Pierre Popie, più conosciuto come Maitre Popie, è la prima vittima illustre. Nativo di Algeri, Popie è un giovane avvocato. Aderisce presto al movimento dei Liberali, movimento di studenti, intellettuali e attivisti (di sinistra ma anche cattolici) che lotta per l’uguaglianza fra europei e “indigeni” d’Algeria. Come avvocato Pierre Popie offre la sua assistenza giuridica ai militanti algerini. Durante la guerra d’indipendenza continuerà il suo impegno con i combattenti arrestati. Arrestato nel 1958 per attività “antinazionali” viene liberato dopo pochi mesi.

Alla fine del 1960, intervistato nella trasmissione «Cinq Colonnes à la Une» della tv francese TF1 (allora unico canale pubblico) dichiara di prepararsi all’indipendenza dell’Algeria e di lavorare perché la convivenza fra europei e algerini, nella nuova nazione che nascerà, sia pacifica e armoniosa.

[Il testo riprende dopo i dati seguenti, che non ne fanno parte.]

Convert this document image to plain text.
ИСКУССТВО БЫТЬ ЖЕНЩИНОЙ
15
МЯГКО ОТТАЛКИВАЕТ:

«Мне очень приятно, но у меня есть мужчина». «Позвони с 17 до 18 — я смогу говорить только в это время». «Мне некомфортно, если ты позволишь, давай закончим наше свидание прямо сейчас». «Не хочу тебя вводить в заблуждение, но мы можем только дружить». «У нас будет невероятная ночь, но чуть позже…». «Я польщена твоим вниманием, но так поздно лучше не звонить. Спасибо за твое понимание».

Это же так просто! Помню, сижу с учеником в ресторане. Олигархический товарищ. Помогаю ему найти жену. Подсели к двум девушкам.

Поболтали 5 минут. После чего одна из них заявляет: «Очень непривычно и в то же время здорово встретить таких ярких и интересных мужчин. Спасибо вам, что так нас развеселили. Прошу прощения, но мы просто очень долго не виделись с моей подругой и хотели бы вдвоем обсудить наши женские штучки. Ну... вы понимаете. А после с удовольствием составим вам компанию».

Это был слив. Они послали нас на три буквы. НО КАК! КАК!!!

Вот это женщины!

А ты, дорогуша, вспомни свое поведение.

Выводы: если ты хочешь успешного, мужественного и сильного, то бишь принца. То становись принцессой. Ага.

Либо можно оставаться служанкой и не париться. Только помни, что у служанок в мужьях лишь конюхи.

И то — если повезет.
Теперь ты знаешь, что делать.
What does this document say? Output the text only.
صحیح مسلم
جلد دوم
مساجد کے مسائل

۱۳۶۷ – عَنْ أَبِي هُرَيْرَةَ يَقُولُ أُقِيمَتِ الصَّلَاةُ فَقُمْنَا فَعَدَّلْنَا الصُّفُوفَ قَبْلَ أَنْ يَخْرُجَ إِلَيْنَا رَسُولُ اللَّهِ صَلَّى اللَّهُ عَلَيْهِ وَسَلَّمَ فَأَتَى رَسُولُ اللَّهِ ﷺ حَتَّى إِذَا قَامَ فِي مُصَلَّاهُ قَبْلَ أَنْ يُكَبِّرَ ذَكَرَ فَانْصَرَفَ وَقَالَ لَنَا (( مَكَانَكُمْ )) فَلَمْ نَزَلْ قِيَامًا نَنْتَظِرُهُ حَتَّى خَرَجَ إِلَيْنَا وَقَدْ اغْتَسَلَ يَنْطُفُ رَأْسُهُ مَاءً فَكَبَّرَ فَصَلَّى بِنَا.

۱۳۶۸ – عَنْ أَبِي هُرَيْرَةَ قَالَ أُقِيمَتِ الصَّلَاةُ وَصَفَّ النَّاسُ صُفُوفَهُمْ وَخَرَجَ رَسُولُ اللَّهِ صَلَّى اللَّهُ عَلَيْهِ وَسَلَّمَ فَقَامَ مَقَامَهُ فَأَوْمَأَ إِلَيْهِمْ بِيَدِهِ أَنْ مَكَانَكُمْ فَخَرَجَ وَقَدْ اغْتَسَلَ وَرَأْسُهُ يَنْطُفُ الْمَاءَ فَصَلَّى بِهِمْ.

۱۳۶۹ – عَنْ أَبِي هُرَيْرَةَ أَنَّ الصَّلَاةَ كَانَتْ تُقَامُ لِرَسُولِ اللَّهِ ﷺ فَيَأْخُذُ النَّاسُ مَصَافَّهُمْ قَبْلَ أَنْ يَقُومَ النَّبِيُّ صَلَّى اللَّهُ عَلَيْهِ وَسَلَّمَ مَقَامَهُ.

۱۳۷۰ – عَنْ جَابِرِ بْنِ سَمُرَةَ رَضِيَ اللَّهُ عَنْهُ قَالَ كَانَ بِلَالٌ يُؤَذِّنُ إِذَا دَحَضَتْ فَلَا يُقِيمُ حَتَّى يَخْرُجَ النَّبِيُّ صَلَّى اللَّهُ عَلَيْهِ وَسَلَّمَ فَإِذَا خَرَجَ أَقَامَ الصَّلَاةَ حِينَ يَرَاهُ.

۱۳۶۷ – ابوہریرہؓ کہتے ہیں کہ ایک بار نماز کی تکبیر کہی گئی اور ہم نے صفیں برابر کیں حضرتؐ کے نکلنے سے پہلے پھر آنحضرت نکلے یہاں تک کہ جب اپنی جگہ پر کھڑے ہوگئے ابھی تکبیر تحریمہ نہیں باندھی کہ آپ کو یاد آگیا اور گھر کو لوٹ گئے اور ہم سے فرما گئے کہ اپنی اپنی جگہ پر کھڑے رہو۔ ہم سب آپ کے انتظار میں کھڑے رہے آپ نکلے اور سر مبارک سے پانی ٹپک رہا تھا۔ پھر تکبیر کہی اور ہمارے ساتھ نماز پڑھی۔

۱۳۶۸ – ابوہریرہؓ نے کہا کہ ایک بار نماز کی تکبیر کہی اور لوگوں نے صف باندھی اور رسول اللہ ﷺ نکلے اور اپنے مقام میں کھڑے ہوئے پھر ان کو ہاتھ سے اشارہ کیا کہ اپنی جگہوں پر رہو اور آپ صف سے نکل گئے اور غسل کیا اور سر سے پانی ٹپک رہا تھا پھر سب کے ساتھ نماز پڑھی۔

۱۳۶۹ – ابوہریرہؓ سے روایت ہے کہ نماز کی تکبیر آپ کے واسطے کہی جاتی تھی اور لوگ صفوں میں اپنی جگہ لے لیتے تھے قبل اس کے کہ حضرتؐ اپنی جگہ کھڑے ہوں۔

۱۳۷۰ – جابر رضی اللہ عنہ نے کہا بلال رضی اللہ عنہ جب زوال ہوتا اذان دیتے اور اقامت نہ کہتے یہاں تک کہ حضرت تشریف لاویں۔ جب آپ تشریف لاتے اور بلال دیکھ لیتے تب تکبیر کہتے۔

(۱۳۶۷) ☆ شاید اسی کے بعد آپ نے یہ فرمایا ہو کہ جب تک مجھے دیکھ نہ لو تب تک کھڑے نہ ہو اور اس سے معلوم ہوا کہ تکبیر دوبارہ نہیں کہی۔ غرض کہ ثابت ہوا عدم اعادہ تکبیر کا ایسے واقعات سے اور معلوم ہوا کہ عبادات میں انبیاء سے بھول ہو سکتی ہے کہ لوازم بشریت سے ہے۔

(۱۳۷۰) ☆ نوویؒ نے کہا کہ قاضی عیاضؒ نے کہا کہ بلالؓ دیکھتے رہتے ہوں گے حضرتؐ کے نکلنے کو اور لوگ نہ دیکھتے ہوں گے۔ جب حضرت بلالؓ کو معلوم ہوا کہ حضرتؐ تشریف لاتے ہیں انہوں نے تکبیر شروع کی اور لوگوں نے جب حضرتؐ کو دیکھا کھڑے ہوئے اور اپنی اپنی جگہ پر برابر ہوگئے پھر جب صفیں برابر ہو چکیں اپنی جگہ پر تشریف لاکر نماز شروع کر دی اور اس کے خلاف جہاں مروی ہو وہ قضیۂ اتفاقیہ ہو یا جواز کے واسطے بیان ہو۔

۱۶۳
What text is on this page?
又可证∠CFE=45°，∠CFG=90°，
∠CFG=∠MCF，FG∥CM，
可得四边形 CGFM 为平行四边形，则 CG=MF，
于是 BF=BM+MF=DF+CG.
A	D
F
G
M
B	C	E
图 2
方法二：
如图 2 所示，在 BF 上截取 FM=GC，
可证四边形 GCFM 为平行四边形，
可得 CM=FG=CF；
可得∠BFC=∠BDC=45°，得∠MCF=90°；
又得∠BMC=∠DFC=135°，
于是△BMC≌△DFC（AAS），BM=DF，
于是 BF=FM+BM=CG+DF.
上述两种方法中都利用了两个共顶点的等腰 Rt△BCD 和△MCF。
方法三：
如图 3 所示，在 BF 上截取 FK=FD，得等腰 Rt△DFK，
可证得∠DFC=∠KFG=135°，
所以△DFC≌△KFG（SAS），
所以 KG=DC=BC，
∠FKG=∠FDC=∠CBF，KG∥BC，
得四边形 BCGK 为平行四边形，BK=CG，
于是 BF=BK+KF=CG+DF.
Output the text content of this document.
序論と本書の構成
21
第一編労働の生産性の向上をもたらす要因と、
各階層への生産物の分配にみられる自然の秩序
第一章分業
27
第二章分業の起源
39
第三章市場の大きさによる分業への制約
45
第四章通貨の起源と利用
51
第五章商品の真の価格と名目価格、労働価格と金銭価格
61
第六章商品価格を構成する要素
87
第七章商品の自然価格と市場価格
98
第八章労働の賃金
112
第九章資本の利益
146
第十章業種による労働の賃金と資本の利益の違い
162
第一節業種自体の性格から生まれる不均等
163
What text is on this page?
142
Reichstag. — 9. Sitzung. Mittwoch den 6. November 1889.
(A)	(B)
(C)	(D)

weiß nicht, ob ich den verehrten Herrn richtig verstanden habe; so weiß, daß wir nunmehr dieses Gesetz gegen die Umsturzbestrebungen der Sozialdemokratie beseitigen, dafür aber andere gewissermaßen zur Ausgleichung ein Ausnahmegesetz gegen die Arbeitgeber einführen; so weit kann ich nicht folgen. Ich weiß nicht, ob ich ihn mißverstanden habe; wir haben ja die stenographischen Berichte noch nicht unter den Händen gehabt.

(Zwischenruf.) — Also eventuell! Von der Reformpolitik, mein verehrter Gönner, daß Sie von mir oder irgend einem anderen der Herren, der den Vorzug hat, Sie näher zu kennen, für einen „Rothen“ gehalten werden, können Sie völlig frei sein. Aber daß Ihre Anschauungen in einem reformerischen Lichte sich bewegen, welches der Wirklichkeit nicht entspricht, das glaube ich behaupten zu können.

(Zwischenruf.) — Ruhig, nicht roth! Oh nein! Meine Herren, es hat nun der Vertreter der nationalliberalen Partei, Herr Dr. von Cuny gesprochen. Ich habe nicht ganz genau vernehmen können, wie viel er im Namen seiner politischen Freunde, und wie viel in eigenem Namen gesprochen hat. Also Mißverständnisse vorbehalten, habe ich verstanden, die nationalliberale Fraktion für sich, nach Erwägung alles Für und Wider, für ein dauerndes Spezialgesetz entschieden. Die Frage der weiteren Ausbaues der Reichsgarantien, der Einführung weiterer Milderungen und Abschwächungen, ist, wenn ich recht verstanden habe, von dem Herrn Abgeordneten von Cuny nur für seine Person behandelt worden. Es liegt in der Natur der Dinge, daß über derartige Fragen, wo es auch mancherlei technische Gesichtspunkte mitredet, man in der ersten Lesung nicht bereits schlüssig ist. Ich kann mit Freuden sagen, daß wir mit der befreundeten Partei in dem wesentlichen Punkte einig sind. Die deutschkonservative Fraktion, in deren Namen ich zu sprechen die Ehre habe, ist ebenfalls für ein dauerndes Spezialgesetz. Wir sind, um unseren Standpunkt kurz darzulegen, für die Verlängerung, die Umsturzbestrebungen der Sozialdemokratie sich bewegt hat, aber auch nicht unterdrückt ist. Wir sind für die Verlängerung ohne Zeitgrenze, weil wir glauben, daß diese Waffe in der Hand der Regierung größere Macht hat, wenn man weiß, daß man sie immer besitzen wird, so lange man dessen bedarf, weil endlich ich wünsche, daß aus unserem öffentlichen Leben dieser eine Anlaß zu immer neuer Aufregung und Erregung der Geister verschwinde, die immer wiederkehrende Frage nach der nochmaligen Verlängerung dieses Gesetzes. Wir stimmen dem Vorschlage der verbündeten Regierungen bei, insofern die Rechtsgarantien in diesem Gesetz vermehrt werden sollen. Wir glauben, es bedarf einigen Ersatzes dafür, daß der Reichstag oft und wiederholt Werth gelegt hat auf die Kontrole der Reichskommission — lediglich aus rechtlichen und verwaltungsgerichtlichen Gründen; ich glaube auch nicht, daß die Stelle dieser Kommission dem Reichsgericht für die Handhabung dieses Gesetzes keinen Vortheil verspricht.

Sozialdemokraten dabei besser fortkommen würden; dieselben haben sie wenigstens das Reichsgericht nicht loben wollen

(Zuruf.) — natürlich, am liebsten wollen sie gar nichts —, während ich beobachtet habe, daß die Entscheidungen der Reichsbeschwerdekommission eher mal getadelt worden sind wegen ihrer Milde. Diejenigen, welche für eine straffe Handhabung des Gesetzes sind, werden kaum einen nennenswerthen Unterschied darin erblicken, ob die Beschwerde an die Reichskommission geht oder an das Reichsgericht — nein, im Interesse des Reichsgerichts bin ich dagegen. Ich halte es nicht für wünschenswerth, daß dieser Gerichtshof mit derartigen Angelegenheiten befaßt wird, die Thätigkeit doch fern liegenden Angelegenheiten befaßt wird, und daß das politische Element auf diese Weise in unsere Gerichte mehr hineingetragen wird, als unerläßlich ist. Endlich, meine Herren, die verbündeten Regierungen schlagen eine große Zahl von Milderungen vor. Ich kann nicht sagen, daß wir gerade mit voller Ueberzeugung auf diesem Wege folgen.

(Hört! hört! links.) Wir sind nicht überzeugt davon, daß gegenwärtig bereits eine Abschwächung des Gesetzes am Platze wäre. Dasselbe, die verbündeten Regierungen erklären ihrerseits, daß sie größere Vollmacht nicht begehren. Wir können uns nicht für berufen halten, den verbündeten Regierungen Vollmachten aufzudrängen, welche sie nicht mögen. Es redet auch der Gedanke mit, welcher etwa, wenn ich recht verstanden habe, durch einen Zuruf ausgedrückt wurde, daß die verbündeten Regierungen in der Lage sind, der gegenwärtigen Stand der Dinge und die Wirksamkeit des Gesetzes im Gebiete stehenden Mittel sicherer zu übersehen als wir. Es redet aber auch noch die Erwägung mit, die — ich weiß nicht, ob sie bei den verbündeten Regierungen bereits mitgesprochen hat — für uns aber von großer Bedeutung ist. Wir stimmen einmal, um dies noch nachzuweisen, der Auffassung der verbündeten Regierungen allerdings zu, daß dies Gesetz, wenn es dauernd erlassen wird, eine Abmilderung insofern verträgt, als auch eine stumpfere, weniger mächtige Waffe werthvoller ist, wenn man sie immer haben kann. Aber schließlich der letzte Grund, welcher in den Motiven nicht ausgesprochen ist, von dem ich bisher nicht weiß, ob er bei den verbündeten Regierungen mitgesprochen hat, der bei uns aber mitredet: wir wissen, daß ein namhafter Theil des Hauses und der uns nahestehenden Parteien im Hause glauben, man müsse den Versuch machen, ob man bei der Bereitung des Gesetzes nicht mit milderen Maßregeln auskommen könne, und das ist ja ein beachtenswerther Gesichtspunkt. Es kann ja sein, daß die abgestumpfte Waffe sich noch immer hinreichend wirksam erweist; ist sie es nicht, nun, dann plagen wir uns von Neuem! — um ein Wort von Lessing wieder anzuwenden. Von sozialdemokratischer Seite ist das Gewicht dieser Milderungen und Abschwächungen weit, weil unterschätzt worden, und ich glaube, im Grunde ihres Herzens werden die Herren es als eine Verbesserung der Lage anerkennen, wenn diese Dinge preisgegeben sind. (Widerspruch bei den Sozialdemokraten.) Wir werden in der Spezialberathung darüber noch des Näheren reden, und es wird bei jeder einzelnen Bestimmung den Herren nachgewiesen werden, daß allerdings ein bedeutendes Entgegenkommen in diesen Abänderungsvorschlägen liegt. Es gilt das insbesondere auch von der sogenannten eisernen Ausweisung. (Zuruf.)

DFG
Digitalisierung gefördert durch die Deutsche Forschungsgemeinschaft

Con quelle dichiarazioni aveva firmato la sua condanna a morte. Nella mattinata del 25 gennaio il suo ufficio viene assaltato da due giovani in borghese ma che agiscono come esperti di combattimento corpo a corpo. L’avvocato viene assassinato con vari colpi d’arma bianca, probabilmente una baionetta.

La storia dell’Oas sarà da quel momento in poi accompagnata da una scia di sangue, fuoco e torture. Il male fatto è tale che, quando l’indipendenza è ufficialmente dichiarata, un milione di europei scappano in Francia lasciando dietro di loro beni e averi e per molti una storia di 3 o 4 generazioni.